Su atacante sacó una venda blanca larga y le envolvió apretando con fuerza la punta sangrienta del dedo, luego siguió bajando, más y más fuerte hasta que funcionó como un torniquete. Luego, la sujetó con esparadrapo.
– Verás, Mike, tal como yo lo veo, te he salvado la vida, así que eso bien tiene que valer algo, ¿no? Y por lo que yo he leído en la prensa y visto en televisión, parece que estás forrado. Yo no, verás, ésa es la diferencia. ¿Quieres agua?
Michael asintió. Intentaba pensar con claridad, pero el dolor punzante que le entumecía el dedo se lo ponía difícil.

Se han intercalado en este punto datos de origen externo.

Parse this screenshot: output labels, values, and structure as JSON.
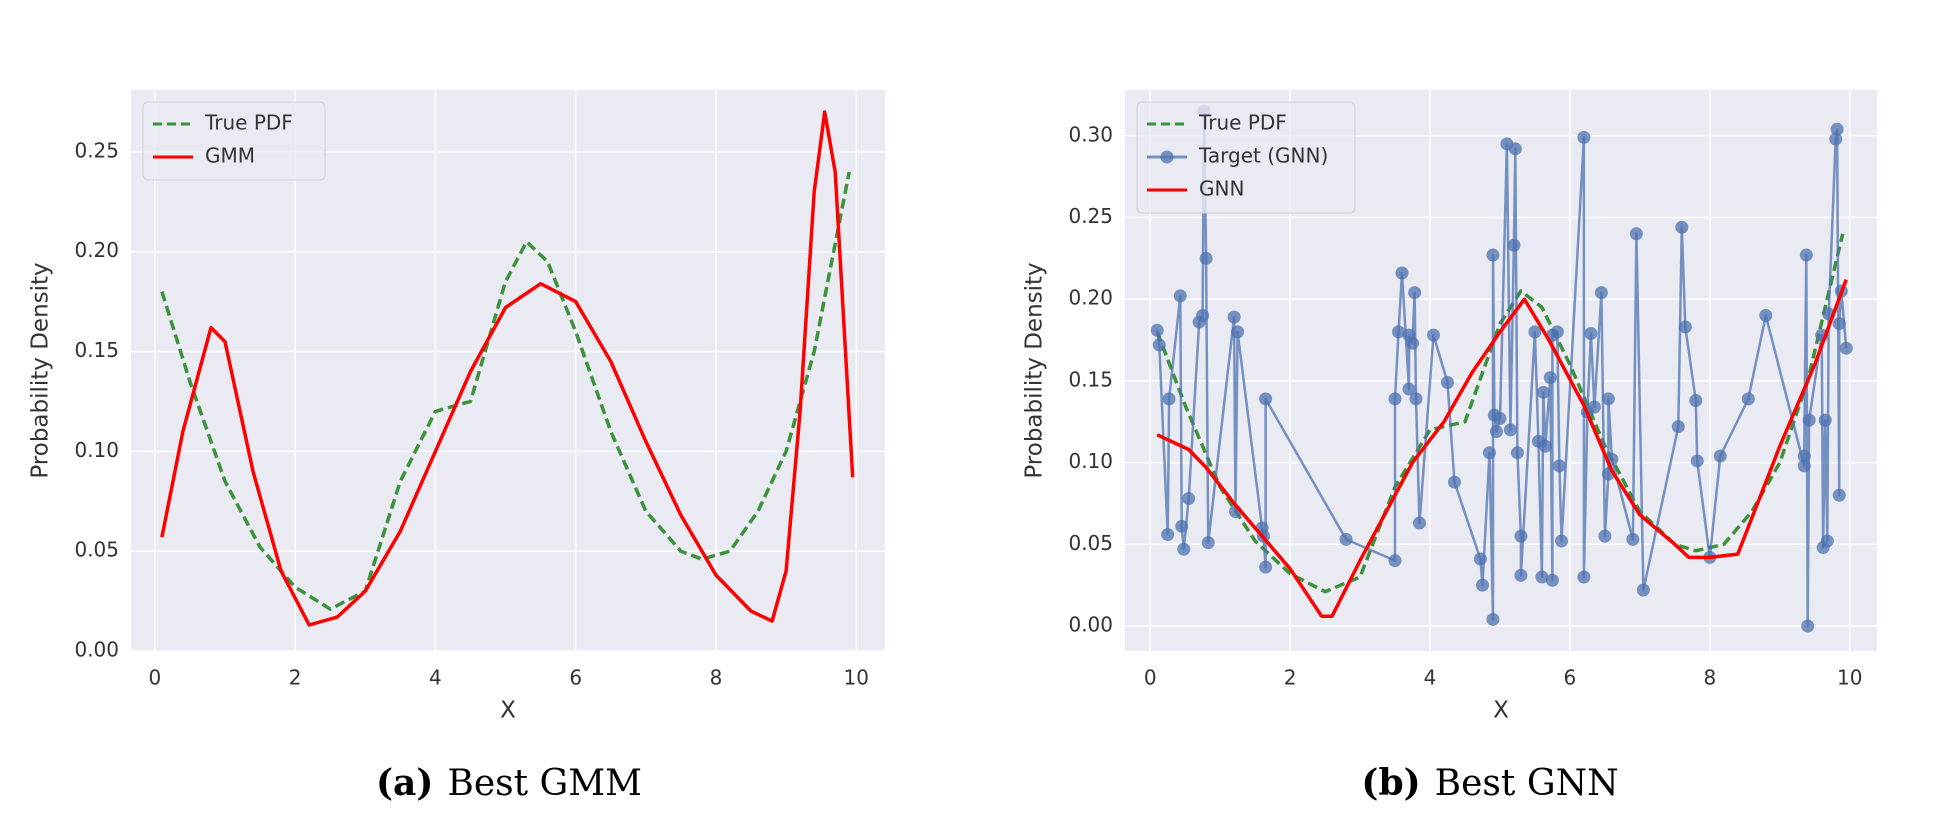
{
  "chart_data": [
    {
      "type": "line",
      "xlabel": "X",
      "ylabel": "Probability Density",
      "caption_label": "(a)",
      "caption": "Best GMM",
      "xlim": [
        -0.34,
        10.41
      ],
      "ylim": [
        0,
        0.281
      ],
      "xticks": [
        0,
        2,
        4,
        6,
        8,
        10
      ],
      "yticks": [
        {
          "value": 0,
          "label": "0.00"
        },
        {
          "value": 0.05,
          "label": "0.05"
        },
        {
          "value": 0.1,
          "label": "0.10"
        },
        {
          "value": 0.15,
          "label": "0.15"
        },
        {
          "value": 0.2,
          "label": "0.20"
        },
        {
          "value": 0.25,
          "label": "0.25"
        }
      ],
      "grid": true,
      "legend": "upper left",
      "series": [
        {
          "name": "True PDF",
          "color": "#3a923a",
          "style": "dashed",
          "x": [
            0.1,
            0.5,
            1.0,
            1.5,
            2.0,
            2.5,
            3.0,
            3.5,
            4.0,
            4.5,
            5.0,
            5.3,
            5.6,
            6.0,
            6.5,
            7.0,
            7.5,
            7.8,
            8.2,
            8.6,
            9.0,
            9.4,
            9.9
          ],
          "values": [
            0.18,
            0.135,
            0.085,
            0.052,
            0.032,
            0.021,
            0.03,
            0.085,
            0.12,
            0.125,
            0.185,
            0.205,
            0.195,
            0.16,
            0.11,
            0.07,
            0.05,
            0.046,
            0.05,
            0.07,
            0.1,
            0.15,
            0.24
          ]
        },
        {
          "name": "GMM",
          "color": "#ff0000",
          "style": "solid",
          "x": [
            0.1,
            0.4,
            0.8,
            1.0,
            1.4,
            1.8,
            2.2,
            2.6,
            3.0,
            3.5,
            4.0,
            4.5,
            5.0,
            5.5,
            6.0,
            6.5,
            7.0,
            7.5,
            8.0,
            8.5,
            8.8,
            9.0,
            9.2,
            9.4,
            9.55,
            9.7,
            9.95
          ],
          "values": [
            0.057,
            0.11,
            0.162,
            0.155,
            0.09,
            0.04,
            0.013,
            0.017,
            0.03,
            0.06,
            0.1,
            0.14,
            0.172,
            0.184,
            0.175,
            0.145,
            0.105,
            0.068,
            0.038,
            0.02,
            0.015,
            0.04,
            0.12,
            0.23,
            0.27,
            0.24,
            0.087
          ]
        }
      ]
    },
    {
      "type": "line",
      "xlabel": "X",
      "ylabel": "Probability Density",
      "caption_label": "(b)",
      "caption": "Best GNN",
      "xlim": [
        -0.36,
        10.39
      ],
      "ylim": [
        -0.0153,
        0.328
      ],
      "xticks": [
        0,
        2,
        4,
        6,
        8,
        10
      ],
      "yticks": [
        {
          "value": 0,
          "label": "0.00"
        },
        {
          "value": 0.05,
          "label": "0.05"
        },
        {
          "value": 0.1,
          "label": "0.10"
        },
        {
          "value": 0.15,
          "label": "0.15"
        },
        {
          "value": 0.2,
          "label": "0.20"
        },
        {
          "value": 0.25,
          "label": "0.25"
        },
        {
          "value": 0.3,
          "label": "0.30"
        }
      ],
      "grid": true,
      "legend": "upper left",
      "series": [
        {
          "name": "True PDF",
          "color": "#3a923a",
          "style": "dashed",
          "x": [
            0.1,
            0.5,
            1.0,
            1.5,
            2.0,
            2.5,
            3.0,
            3.5,
            4.0,
            4.5,
            5.0,
            5.3,
            5.6,
            6.0,
            6.5,
            7.0,
            7.5,
            7.8,
            8.2,
            8.6,
            9.0,
            9.4,
            9.9
          ],
          "values": [
            0.18,
            0.135,
            0.085,
            0.052,
            0.032,
            0.021,
            0.03,
            0.085,
            0.12,
            0.125,
            0.185,
            0.205,
            0.195,
            0.16,
            0.11,
            0.07,
            0.05,
            0.046,
            0.05,
            0.07,
            0.1,
            0.15,
            0.24
          ]
        },
        {
          "name": "Target (GNN)",
          "color": "#4c72b0",
          "style": "solid",
          "marker": "o",
          "x": [
            0.1,
            0.13,
            0.25,
            0.27,
            0.43,
            0.45,
            0.48,
            0.55,
            0.7,
            0.75,
            0.77,
            0.8,
            0.83,
            1.2,
            1.22,
            1.25,
            1.6,
            1.62,
            1.65,
            1.65,
            2.8,
            3.5,
            3.5,
            3.55,
            3.6,
            3.7,
            3.7,
            3.75,
            3.78,
            3.8,
            3.85,
            4.05,
            4.25,
            4.35,
            4.72,
            4.75,
            4.85,
            4.9,
            4.9,
            4.92,
            4.95,
            5.0,
            5.1,
            5.15,
            5.2,
            5.22,
            5.25,
            5.3,
            5.3,
            5.5,
            5.55,
            5.6,
            5.62,
            5.65,
            5.72,
            5.75,
            5.75,
            5.82,
            5.85,
            5.88,
            6.2,
            6.2,
            6.25,
            6.3,
            6.35,
            6.45,
            6.5,
            6.55,
            6.55,
            6.6,
            6.9,
            6.95,
            7.05,
            7.55,
            7.6,
            7.65,
            7.8,
            7.82,
            8.0,
            8.15,
            8.55,
            8.8,
            9.35,
            9.35,
            9.38,
            9.4,
            9.42,
            9.6,
            9.62,
            9.65,
            9.68,
            9.7,
            9.8,
            9.82,
            9.85,
            9.85,
            9.88,
            9.95
          ],
          "values": [
            0.181,
            0.172,
            0.056,
            0.139,
            0.202,
            0.061,
            0.047,
            0.078,
            0.186,
            0.19,
            0.315,
            0.225,
            0.051,
            0.189,
            0.07,
            0.18,
            0.06,
            0.055,
            0.036,
            0.139,
            0.053,
            0.04,
            0.139,
            0.18,
            0.216,
            0.145,
            0.178,
            0.173,
            0.204,
            0.139,
            0.063,
            0.178,
            0.149,
            0.088,
            0.041,
            0.025,
            0.106,
            0.004,
            0.227,
            0.129,
            0.119,
            0.127,
            0.295,
            0.12,
            0.233,
            0.292,
            0.106,
            0.055,
            0.031,
            0.18,
            0.113,
            0.03,
            0.143,
            0.11,
            0.152,
            0.028,
            0.178,
            0.18,
            0.098,
            0.052,
            0.299,
            0.03,
            0.131,
            0.179,
            0.134,
            0.204,
            0.055,
            0.093,
            0.139,
            0.102,
            0.053,
            0.24,
            0.022,
            0.122,
            0.244,
            0.183,
            0.138,
            0.101,
            0.042,
            0.104,
            0.139,
            0.19,
            0.098,
            0.104,
            0.227,
            0.0,
            0.126,
            0.178,
            0.048,
            0.126,
            0.052,
            0.191,
            0.298,
            0.304,
            0.08,
            0.185,
            0.205,
            0.17
          ]
        },
        {
          "name": "GNN",
          "color": "#ff0000",
          "style": "solid",
          "x": [
            0.1,
            0.55,
            0.8,
            1.2,
            1.6,
            2.0,
            2.45,
            2.6,
            3.0,
            3.5,
            3.75,
            4.2,
            4.6,
            5.0,
            5.35,
            5.7,
            6.2,
            6.6,
            7.0,
            7.5,
            7.7,
            8.0,
            8.4,
            9.0,
            9.5,
            9.95
          ],
          "values": [
            0.117,
            0.108,
            0.097,
            0.075,
            0.055,
            0.035,
            0.006,
            0.006,
            0.04,
            0.08,
            0.1,
            0.125,
            0.155,
            0.18,
            0.2,
            0.175,
            0.135,
            0.095,
            0.068,
            0.05,
            0.042,
            0.042,
            0.044,
            0.11,
            0.16,
            0.212
          ]
        }
      ]
    }
  ]
}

– Si quieres beber, tendré que quitarte la cinta de la boca. Lo haré a condición de que no grites. ¿Trato hecho, Mike?
Michael asintió con la cabeza.
Un brazo bajó hacia él. Al instante siguiente, Michael sintió como si le arrancaran la piel de la cara. Abrió la boca con un jadeo, la barbilla y las mejillas le picaban un horror. Luego, el hombre volvió a acercarse con una botella de plástico de agua abierta y volcó parte del contenido en la boca de Michael. Estaba fría y sabía bien mientras la tragaba con avidez y se derramaba y le chorreaba por la barbilla y el cuello. Entonces, el agua le entró por el otro lado y se atragantó.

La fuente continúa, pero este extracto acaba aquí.